Breves
Cemitério nuclear
A maioria PSD/CDS inviabilizou um projecto de
resolução do Partido Ecologista «Os Verdes» tomando posição contra a possibilidade de a Espanha construir um cemitério nuclear junto à fronteira portuguesa.
Segundo a deputada ecologista Isabel Castro, o Governo espanhol vai decidir até ao final de 2008 o local onde instalará o seu cemitério nuclear, estando entre os cenários possíveis as regiões das bacias dos rios Douro e Ebro (este último, afluente do rio Tejo).

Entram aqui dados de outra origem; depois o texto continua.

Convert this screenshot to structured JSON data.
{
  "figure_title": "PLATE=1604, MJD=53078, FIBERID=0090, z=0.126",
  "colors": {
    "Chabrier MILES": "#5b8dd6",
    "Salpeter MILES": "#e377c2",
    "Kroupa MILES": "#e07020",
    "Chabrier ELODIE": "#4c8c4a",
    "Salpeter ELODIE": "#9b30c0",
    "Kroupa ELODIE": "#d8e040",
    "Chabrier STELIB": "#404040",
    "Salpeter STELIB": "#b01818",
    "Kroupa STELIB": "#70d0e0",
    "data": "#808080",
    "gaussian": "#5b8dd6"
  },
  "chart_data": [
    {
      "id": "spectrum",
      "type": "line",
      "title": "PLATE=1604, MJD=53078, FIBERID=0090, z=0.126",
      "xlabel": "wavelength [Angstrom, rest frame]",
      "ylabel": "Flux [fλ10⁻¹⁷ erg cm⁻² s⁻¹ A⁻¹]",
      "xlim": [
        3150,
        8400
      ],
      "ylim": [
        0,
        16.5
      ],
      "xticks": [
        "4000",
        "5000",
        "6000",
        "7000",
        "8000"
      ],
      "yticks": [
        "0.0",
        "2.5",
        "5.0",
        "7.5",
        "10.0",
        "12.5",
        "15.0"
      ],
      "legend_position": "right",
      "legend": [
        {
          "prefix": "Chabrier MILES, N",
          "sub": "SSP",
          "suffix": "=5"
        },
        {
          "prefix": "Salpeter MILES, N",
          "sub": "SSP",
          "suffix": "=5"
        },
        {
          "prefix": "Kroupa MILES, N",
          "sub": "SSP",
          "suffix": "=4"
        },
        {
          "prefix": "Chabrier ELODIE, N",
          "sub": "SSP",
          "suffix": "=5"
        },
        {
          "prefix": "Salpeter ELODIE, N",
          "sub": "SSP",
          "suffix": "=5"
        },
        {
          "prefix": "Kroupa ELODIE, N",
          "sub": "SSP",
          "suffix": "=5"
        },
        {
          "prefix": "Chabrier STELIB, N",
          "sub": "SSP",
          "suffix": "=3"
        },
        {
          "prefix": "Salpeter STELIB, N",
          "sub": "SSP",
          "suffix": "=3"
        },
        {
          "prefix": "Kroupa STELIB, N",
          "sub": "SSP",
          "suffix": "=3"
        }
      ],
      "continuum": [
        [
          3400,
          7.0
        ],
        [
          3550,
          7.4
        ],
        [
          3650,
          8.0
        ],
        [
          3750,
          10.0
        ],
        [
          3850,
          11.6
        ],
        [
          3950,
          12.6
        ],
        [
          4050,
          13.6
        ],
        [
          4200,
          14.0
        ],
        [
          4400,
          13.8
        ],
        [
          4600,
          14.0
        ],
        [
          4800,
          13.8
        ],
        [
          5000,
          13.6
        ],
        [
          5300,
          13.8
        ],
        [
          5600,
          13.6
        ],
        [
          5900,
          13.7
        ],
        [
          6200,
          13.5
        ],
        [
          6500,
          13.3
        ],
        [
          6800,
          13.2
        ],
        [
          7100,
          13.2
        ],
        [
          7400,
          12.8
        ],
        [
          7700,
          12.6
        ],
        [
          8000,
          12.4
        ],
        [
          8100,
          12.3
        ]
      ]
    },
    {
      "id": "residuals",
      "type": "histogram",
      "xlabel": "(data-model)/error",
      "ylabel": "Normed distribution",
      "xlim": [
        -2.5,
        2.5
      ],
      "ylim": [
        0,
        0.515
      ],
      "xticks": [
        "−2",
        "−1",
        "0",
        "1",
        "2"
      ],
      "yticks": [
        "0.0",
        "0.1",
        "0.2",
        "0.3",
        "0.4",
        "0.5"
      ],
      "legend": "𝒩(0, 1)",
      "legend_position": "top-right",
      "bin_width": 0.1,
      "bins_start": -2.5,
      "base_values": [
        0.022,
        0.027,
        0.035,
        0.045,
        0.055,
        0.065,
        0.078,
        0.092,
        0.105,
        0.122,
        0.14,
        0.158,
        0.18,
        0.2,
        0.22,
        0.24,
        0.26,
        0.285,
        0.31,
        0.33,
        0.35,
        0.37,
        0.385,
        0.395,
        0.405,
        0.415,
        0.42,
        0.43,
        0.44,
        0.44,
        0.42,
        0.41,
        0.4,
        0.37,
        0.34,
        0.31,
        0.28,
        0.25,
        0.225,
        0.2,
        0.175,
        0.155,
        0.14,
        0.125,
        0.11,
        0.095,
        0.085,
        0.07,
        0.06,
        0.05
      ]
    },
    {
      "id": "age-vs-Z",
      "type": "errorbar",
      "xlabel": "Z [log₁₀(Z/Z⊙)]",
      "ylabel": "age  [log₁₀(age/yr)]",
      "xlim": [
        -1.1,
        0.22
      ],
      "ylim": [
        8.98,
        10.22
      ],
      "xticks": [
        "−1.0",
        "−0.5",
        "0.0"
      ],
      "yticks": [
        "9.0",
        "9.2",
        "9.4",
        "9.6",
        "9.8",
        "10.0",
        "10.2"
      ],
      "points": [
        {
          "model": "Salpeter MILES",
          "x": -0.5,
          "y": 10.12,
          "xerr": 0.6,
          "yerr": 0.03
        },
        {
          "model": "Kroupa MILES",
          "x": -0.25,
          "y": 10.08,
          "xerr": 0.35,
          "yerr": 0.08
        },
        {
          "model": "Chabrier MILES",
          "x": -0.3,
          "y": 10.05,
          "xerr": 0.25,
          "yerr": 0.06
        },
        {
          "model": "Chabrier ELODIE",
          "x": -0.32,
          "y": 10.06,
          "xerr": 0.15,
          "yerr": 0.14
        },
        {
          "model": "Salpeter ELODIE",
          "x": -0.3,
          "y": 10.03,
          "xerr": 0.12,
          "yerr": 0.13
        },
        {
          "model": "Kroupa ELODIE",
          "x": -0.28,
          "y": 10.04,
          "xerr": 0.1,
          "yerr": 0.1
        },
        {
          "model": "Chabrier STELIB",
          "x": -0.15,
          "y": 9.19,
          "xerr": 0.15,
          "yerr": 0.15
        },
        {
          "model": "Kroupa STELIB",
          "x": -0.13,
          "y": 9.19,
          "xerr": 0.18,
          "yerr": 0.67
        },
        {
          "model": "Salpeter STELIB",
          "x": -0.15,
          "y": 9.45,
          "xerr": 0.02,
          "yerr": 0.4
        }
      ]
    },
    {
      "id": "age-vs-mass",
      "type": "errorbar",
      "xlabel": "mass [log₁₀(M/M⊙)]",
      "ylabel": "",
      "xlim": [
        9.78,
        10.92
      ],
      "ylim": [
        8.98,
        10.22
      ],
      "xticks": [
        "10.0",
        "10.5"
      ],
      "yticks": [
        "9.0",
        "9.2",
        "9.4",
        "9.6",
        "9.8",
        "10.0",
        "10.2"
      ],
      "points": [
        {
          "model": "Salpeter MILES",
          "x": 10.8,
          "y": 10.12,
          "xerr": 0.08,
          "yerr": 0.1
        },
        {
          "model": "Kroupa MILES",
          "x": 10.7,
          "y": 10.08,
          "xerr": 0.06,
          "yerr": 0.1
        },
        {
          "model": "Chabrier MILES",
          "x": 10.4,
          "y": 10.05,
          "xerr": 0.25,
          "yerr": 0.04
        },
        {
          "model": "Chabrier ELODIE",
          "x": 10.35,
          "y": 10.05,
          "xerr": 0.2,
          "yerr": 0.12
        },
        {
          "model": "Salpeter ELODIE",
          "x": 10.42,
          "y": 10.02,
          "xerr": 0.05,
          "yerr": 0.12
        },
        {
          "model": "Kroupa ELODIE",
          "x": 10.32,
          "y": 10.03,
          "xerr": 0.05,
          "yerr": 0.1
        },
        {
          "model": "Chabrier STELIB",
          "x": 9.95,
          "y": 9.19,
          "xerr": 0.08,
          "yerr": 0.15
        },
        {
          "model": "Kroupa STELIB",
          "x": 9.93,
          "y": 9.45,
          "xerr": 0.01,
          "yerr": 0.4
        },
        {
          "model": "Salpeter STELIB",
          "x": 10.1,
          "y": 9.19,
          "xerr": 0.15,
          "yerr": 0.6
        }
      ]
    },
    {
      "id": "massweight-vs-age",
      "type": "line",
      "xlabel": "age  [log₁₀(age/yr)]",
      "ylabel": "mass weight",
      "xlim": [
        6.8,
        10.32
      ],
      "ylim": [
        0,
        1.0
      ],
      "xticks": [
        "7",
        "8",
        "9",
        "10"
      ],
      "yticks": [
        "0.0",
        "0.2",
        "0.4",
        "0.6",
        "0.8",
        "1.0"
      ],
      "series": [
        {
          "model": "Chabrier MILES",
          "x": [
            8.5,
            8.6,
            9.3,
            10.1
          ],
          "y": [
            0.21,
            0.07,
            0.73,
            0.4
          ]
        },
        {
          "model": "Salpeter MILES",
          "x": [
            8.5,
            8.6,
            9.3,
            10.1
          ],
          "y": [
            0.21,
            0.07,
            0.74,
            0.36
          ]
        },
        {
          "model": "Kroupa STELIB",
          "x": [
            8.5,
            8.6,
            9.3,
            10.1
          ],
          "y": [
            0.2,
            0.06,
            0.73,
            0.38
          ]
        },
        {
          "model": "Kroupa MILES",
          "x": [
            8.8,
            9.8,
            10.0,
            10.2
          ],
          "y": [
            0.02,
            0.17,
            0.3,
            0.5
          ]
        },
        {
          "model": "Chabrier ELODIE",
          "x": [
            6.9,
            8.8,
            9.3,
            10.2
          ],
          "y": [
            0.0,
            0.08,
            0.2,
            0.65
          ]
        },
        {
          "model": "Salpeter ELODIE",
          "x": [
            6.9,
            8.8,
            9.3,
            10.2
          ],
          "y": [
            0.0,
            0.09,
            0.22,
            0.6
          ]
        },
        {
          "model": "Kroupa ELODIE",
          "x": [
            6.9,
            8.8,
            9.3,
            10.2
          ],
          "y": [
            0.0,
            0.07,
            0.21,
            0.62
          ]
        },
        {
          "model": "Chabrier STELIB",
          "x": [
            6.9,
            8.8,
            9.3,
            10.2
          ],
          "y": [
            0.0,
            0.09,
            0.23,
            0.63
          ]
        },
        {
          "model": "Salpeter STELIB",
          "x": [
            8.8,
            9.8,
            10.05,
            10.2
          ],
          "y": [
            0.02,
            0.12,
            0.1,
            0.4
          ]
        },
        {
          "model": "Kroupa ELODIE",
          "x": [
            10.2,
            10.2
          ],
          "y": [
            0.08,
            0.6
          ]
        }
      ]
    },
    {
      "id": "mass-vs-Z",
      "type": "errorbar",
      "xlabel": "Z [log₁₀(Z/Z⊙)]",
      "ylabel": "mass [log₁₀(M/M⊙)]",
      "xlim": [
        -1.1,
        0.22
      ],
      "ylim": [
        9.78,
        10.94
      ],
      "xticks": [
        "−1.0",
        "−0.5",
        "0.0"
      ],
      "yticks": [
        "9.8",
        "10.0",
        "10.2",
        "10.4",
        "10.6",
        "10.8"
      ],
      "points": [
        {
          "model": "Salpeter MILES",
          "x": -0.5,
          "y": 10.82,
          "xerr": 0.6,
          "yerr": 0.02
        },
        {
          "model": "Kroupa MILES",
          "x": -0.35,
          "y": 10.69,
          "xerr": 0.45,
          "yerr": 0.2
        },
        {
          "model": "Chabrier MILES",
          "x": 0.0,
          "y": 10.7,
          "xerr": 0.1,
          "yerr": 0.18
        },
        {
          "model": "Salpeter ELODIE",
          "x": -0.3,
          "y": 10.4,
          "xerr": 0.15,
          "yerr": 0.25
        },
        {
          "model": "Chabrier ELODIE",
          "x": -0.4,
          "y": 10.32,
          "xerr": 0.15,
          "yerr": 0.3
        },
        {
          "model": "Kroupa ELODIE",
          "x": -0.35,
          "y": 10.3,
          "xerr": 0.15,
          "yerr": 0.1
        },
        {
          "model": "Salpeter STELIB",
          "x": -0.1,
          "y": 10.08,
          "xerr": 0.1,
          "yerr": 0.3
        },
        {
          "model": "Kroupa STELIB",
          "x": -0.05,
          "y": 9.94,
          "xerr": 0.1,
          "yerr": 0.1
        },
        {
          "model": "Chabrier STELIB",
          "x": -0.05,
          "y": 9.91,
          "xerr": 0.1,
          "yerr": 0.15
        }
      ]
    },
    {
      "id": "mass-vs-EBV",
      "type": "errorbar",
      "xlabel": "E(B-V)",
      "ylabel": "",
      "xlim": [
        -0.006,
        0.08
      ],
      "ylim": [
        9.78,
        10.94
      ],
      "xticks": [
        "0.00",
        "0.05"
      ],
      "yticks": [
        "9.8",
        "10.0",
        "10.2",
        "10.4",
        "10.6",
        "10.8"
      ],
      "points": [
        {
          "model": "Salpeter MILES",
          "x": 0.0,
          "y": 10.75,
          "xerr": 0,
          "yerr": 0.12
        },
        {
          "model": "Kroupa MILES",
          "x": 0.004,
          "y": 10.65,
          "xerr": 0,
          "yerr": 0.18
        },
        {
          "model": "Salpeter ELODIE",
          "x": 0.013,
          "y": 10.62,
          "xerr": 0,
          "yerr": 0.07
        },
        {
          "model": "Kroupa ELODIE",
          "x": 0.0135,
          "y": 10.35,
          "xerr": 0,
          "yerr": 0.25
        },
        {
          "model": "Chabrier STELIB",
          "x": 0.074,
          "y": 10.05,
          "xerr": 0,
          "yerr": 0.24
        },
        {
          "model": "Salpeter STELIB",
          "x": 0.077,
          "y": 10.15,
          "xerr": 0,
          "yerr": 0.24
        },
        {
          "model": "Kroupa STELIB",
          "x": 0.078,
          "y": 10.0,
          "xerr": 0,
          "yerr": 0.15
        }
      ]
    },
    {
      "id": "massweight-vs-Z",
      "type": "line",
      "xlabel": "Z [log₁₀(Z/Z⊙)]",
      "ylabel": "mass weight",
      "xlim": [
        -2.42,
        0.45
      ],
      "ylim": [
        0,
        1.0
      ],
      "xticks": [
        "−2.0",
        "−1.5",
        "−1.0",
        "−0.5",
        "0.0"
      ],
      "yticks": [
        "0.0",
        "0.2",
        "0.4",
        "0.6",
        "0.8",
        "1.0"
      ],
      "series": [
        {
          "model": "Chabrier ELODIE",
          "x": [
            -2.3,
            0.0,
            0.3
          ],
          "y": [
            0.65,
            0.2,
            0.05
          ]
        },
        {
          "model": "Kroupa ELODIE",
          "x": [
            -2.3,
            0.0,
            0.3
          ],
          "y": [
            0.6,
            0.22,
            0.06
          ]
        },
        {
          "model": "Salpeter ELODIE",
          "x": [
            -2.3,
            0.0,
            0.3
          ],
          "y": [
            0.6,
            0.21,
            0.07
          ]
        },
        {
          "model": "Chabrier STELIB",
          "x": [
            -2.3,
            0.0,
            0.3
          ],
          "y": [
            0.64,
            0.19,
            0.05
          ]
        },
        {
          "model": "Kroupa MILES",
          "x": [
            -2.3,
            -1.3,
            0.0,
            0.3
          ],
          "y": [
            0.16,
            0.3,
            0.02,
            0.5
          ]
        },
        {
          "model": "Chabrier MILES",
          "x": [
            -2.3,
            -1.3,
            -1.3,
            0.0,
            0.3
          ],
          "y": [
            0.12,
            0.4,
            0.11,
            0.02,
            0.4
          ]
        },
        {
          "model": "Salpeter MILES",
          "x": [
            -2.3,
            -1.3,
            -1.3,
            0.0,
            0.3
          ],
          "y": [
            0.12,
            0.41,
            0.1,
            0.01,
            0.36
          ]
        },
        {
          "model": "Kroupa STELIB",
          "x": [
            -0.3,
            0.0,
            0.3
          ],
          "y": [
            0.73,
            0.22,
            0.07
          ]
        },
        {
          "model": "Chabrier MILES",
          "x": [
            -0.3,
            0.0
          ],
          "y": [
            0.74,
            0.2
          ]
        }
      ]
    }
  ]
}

«A inclusão destas duas zonas é de enorme gravidade para Portugal», alertou Isabel Castro, sem ter encontrado qualquer eco nas bancadas da maioria de direita, que não descortinaram nesta posição de «Os Verdes» mais do que uma reacção «alarmista» e «um processo de intenções injustificado contra o Governo espanhol».
O projecto de resolução de «Os Verdes» contou com os votos favoráveis do PS, PCP e BE.

Voto propagandístico
O Parlamento aprovou, apenas com os votos favoráveis da maioria PSD-CDS/PP, um texto de congratulação pelo levantamento do processo instaurado a Portugal pela Comissão Europeia por défice excessivo em 2001.
Todas as restantes bancadas votaram contra o voto de regozijo, sustentando, como foi o caso do PCP, pela voz do deputado Honório Novo, que resolução elaborada pelo PSD e CDS/PP teve por base apenas o propósito de obter «efeitos propagandísticos».
«Uma vitória de Portugal seria a alteração do Pacto de Estabilidade e Crescimento ou o Governo parar com a obsessão do défice», sublinhou o deputado comunista. Também Isabel de Castro, do Partido Ecologista «Os Verdes», aproveitou os números do Banco de Portugal para dizer que «o voto de congratulação enche a maioria de ridículo».
«Saudaríamos a Comissão por considerarmos positivo o levantamento do processo, mas não o Governo, que é incapaz de combater o défice de forma efectiva», afirmou, por sua vez, o deputado Joel Hasse Ferreira, justificando o voto contra dos socialistas.